Notice that cases that have no business value, assuming a hierarchy between the elements—such as (city)—were not produced. There might

be multiple cities with the same name in the world, and even within the same country, so there is no business value in aggregating

them.


12. Grouping Sets Algebra

The following code represents a Cartesian product between two GROUPING SETS subclauses:

GROUPING SETS ( (a, b), (c, d) ), GROUPING SETS ( (w, x), (y, z) )

This code is logically equivalent to:

GROUPING SETS ( (a, b, w, x), (a, b, y, z), (c, d, w, x), (c, d, y, z) )

13. GROUPING_ID Function
The GROUPING_ID function lets you identify the grouping set that each result row belongs to

14. Sparse Columns

Sparse columns are columns that are optimized for the storage of NULLs. To define a column as sparse, specify the SPARSE

attribute as part of the column definition. Sparse columns consume no storage for NULLs, even with fixed-length types; however, when a

column is marked as sparse, storage of non-NULL values becomes more expensive than usual.

15. Filtered Indexes and Statistics


SQL Server 2008 introduces filtered indexes and statistics. You can now create a nonclustered index based on a predicate, and

only the subset of rows for which the predicate holds true are stored in the index B-Tree. Similarly, you can manually create

statistics based on a predicate.
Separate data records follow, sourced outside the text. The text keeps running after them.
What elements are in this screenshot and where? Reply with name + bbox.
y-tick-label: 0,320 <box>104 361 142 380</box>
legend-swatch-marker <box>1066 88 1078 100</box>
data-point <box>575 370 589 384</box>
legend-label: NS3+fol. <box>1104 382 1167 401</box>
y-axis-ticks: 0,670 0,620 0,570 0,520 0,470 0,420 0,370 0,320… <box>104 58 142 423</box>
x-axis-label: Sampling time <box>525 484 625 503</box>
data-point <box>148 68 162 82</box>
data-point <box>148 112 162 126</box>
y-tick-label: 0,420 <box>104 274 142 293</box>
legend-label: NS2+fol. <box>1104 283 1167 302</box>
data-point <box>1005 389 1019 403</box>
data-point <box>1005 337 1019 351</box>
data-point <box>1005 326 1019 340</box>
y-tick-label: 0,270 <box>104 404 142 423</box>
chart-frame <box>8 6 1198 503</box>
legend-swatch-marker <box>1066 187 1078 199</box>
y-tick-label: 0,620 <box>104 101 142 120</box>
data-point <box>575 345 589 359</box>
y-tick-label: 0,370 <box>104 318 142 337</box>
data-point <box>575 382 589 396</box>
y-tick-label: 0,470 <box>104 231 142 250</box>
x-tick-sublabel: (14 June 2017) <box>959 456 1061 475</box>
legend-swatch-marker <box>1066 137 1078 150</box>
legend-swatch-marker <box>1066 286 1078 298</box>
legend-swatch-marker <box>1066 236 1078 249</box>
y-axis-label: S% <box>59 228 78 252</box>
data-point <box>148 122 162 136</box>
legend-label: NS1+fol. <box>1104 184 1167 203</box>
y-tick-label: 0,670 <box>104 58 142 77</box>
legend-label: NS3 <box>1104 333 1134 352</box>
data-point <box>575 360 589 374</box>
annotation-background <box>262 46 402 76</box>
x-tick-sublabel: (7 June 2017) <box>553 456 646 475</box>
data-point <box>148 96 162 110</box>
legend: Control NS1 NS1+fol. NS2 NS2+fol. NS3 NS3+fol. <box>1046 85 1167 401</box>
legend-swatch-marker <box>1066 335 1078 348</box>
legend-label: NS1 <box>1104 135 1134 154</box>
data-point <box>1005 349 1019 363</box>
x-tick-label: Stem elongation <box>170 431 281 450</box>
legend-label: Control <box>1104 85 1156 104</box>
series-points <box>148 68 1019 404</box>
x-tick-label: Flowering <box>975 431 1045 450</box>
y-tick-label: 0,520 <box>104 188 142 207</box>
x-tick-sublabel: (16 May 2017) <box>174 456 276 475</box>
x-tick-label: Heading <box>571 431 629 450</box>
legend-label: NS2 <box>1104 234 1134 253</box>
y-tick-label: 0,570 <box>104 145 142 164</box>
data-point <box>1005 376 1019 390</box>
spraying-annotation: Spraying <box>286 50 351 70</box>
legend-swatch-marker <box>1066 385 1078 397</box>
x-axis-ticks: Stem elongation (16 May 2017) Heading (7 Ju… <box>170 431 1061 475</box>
The optimizer has the logic to figure out when such filtered indexes and statistics are

useful.Well-designed filtered indexes can improve query performance and plan quality because they are smaller than nonfiltered

indexes. Also, filtered statistics—whether created automatically for a filtered index or manually—are more accurate than

nonfiltered statistics because they need to cover only a subset of rows from the table.